On Mar 29, 2017, at 9:35 AM, Nikos Mavrogiannopoulos <
address@hidden> wrote:
Could you please provide a reproducer? The easiest to create it would
be following decoding-invalid-pkcs7 lines in tests/
Let me see what I can do. It is easy to reproduce with FreeTDS, though.
You then use the preeny desock.so to force the FreeTDS binary tsql to read data from stdin instead of network IO.
export LD_PRELOAD=~/preeny/x86_64-linux-gnu/desock.so
~/tsql -S 127.0.0.1 -U fdsa -P fdsa < file_to_repro_crash
Perhaps you could compile FreeTDS with a debug copy of GnuTLS/libtasn1 to make it easier to track down? I can also work on a reproducible test case in the mean time, but I am not sure at all how long this could take.
Do you want the file that reproduces the crash to be sent here on the list or separately?
On Wed, Mar 29, 2017 at 3:39 PM, Brandon Perry
<
address@hidden> wrote:
Hi, while fuzzing another piece of software (FreeTDS), I came across a crash that was in libtasn1, not the software I was fuzzing. It looks like a double free.
Faulting Frame:
None @ 0x00007ffff512e22a: in /usr/lib/x86_64-linux-gnu/libtasn1.so.6.5.1
Disassembly:
Stack Head (13 entries):
__GI_raise @ 0x00007ffff6530428: in /lib/x86_64-linux-gnu/libc-2.23.so (BL)
__GI_abort @ 0x00007ffff653202a: in /lib/x86_64-linux-gnu/libc-2.23.so (BL)
__libc_message @ 0x00007ffff65727ea: in /lib/x86_64-linux-gnu/libc-2.23.so (BL)
malloc_printerr @ 0x00007ffff657b477: in /lib/x86_64-linux-gnu/libc-2.23.so (BL)
_int_free @ 0x00007ffff657b477: in /lib/x86_64-linux-gnu/libc-2.23.so (BL)
__GI___libc_free @ 0x00007ffff657e98c: in /lib/x86_64-linux-gnu/libc-2.23.so (BL)
None @ 0x00007ffff512e22a: in /usr/lib/x86_64-linux-gnu/libtasn1.so.6.5.1
asn1_delete_structure2 @ 0x00007ffff512f418: in /usr/lib/x86_64-linux-gnu/libtasn1.so.6.5.1
None @ 0x00007ffff720e27c: in /usr/lib/x86_64-linux-gnu/libgnutls.so.30.6.2
_dl_fini @ 0x00007ffff7de7c17: in /lib/x86_64-linux-gnu/ld-2.23.so
__run_exit_handlers @ 0x00007ffff6534ff8: in /lib/x86_64-linux-gnu/libc-2.23.so (BL)
__GI_exit @ 0x00007ffff6535045: in /lib/x86_64-linux-gnu/libc-2.23.so (BL)
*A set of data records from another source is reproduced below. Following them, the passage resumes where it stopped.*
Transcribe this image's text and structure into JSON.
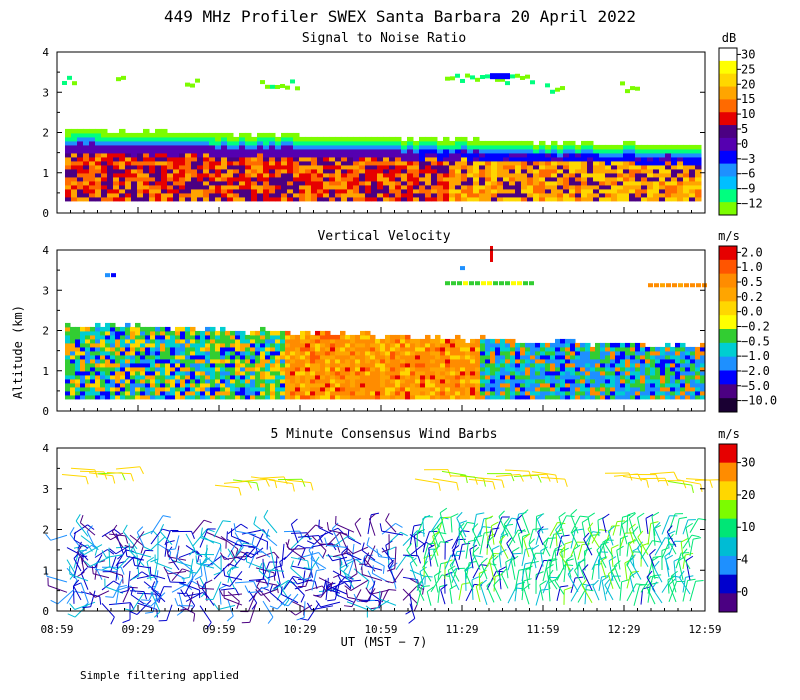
{
  "figure": {
    "title": "449 MHz Profiler SWEX Santa Barbara 20 April 2022",
    "ylabel": "Altitude (km)",
    "xlabel": "UT  (MST − 7)",
    "footnote": "Simple filtering applied"
  },
  "chart_data": [
    {
      "type": "heatmap",
      "title": "Signal to Noise Ratio",
      "x_ticks": [
        "08:59",
        "09:29",
        "09:59",
        "10:29",
        "10:59",
        "11:29",
        "11:59",
        "12:29",
        "12:59"
      ],
      "ylim": [
        0,
        4
      ],
      "y_ticks": [
        "0",
        "1",
        "2",
        "3",
        "4"
      ],
      "colorbar": {
        "unit": "dB",
        "labels": [
          "30",
          "25",
          "20",
          "15",
          "10",
          "5",
          "0",
          "−3",
          "−6",
          "−9",
          "−12"
        ],
        "colors": [
          "#ffffff",
          "#ffff00",
          "#ffd700",
          "#ffa500",
          "#ff6a00",
          "#e60000",
          "#4b0082",
          "#5500b0",
          "#0000ff",
          "#1e90ff",
          "#00bfff",
          "#00ff7f",
          "#7cfc00"
        ]
      }
    },
    {
      "type": "heatmap",
      "title": "Vertical Velocity",
      "x_ticks": [
        "08:59",
        "09:29",
        "09:59",
        "10:29",
        "10:59",
        "11:29",
        "11:59",
        "12:29",
        "12:59"
      ],
      "ylim": [
        0,
        4
      ],
      "y_ticks": [
        "0",
        "1",
        "2",
        "3",
        "4"
      ],
      "colorbar": {
        "unit": "m/s",
        "labels": [
          "2.0",
          "1.0",
          "0.5",
          "0.2",
          "0.0",
          "−0.2",
          "−0.5",
          "−1.0",
          "−2.0",
          "−5.0",
          "−10.0"
        ],
        "colors": [
          "#e60000",
          "#ff5500",
          "#ff8c00",
          "#ffa500",
          "#ffd700",
          "#ffff00",
          "#32cd32",
          "#00ced1",
          "#1e90ff",
          "#0000ff",
          "#4b0082",
          "#1a0033"
        ]
      }
    },
    {
      "type": "wind_barbs",
      "title": "5 Minute Consensus Wind Barbs",
      "x_ticks": [
        "08:59",
        "09:29",
        "09:59",
        "10:29",
        "10:59",
        "11:29",
        "11:59",
        "12:29",
        "12:59"
      ],
      "ylim": [
        0,
        4
      ],
      "y_ticks": [
        "0",
        "1",
        "2",
        "3",
        "4"
      ],
      "colorbar": {
        "unit": "m/s",
        "labels": [
          "30",
          "20",
          "10",
          "4",
          "0"
        ],
        "colors": [
          "#e60000",
          "#ff8c00",
          "#ffd700",
          "#7cfc00",
          "#00e676",
          "#00bcd4",
          "#1e90ff",
          "#0000cd",
          "#4b0082"
        ]
      }
    }
  ]
}
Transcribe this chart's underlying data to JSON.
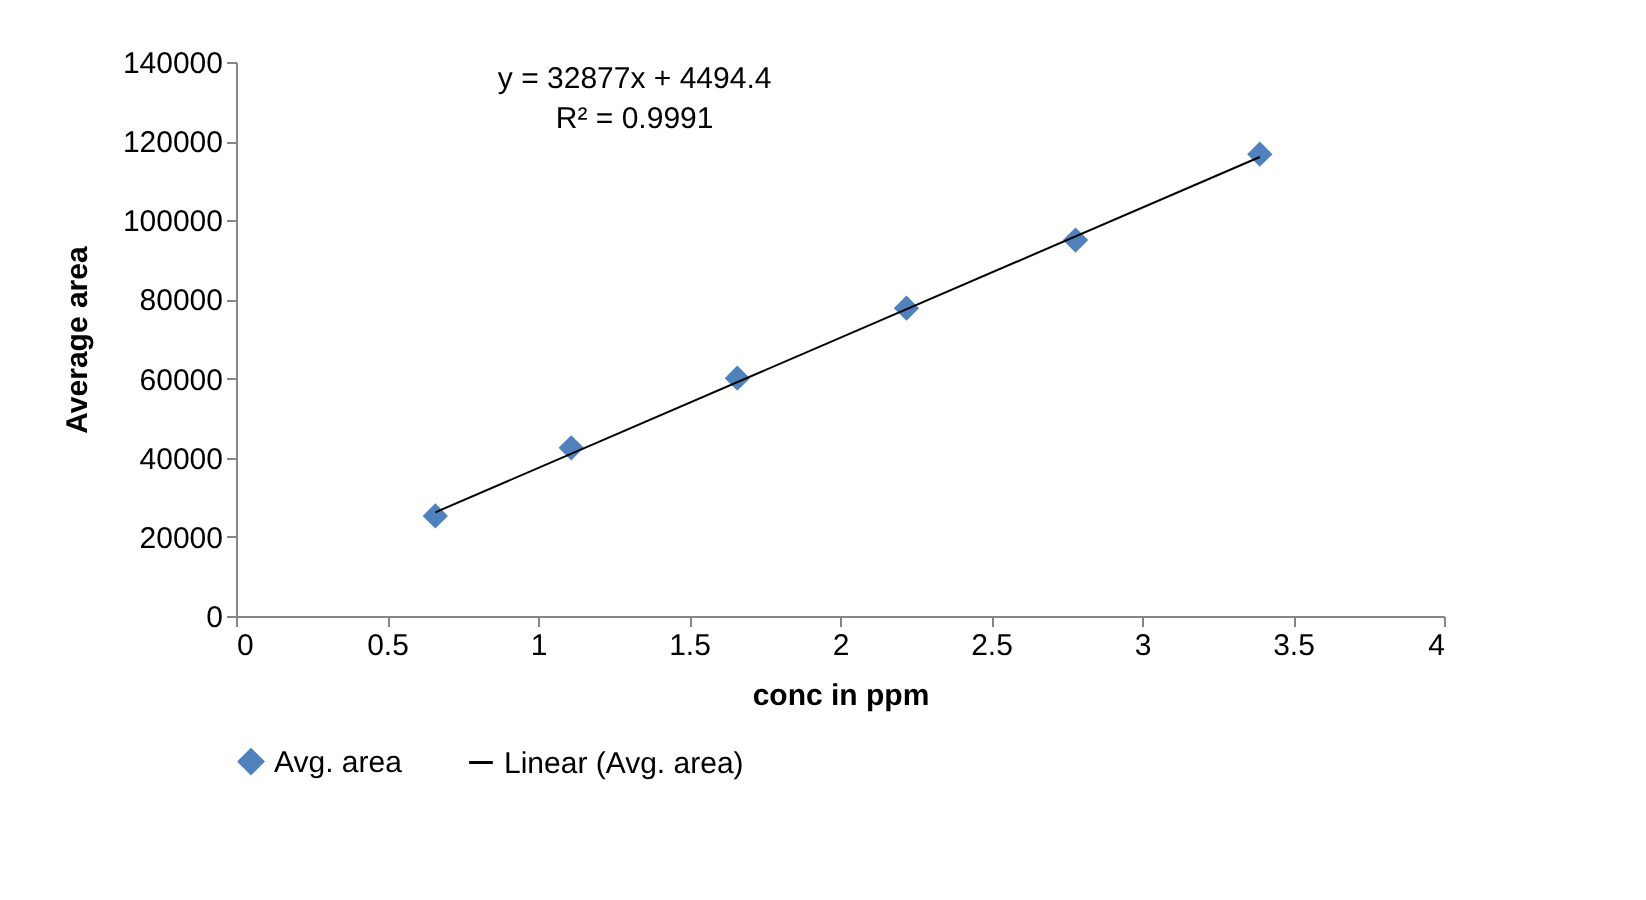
{
  "chart_data": {
    "type": "scatter",
    "xlabel": "conc in ppm",
    "ylabel": "Average area",
    "xlim": [
      0,
      4
    ],
    "xticks": [
      0,
      0.5,
      1,
      1.5,
      2,
      2.5,
      3,
      3.5,
      4
    ],
    "ylim": [
      0,
      140000
    ],
    "yticks": [
      0,
      20000,
      40000,
      60000,
      80000,
      100000,
      120000,
      140000
    ],
    "grid": false,
    "legend": "bottom",
    "annotations": [
      "y = 32877x + 4494.4",
      "R² = 0.9991"
    ],
    "series": [
      {
        "name": "Avg. area",
        "color": "#4f81bd",
        "marker": "diamond",
        "x": [
          0.66,
          1.11,
          1.66,
          2.22,
          2.78,
          3.39
        ],
        "values": [
          25300,
          42500,
          60100,
          77800,
          95000,
          116700
        ]
      },
      {
        "name": "Linear (Avg. area)",
        "type": "line",
        "color": "#000000",
        "marker": "none",
        "x": [
          0.66,
          3.39
        ],
        "values": [
          26200,
          116000
        ]
      }
    ]
  }
}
main @ 0x00000000004070bd: in /root/freetds/build/src/apps/tsql
Registers:
rax=0x0000000000000000 rbx=0x0000000000000067 rcx=0x00007ffff6530428 rdx=0x0000000000000006
rsi=0x0000000000003221 rdi=0x0000000000003221 rbp=0x00007fffffffdb30 rsp=0x00007fffffffd798
r8=0x0000000000000004 r9=0x0000000000000000 r10=0x0000000000000008 r11=0x0000000000000206
r12=0x0000000000000067 r13=0x00007fffffffd948 r14=0x00007fffffffd948 r15=0x0000000000000002
rip=0x00007ffff6530428 efl=0x0000000000000206 cs=0x0000000000000033 ss=0x000000000000002b
ds=0x0000000000000000 es=0x0000000000000000 fs=0x0000000000000000 gs=0x0000000000000000
Since this is potentially security sensitive, how can I get the details to the proper person/people?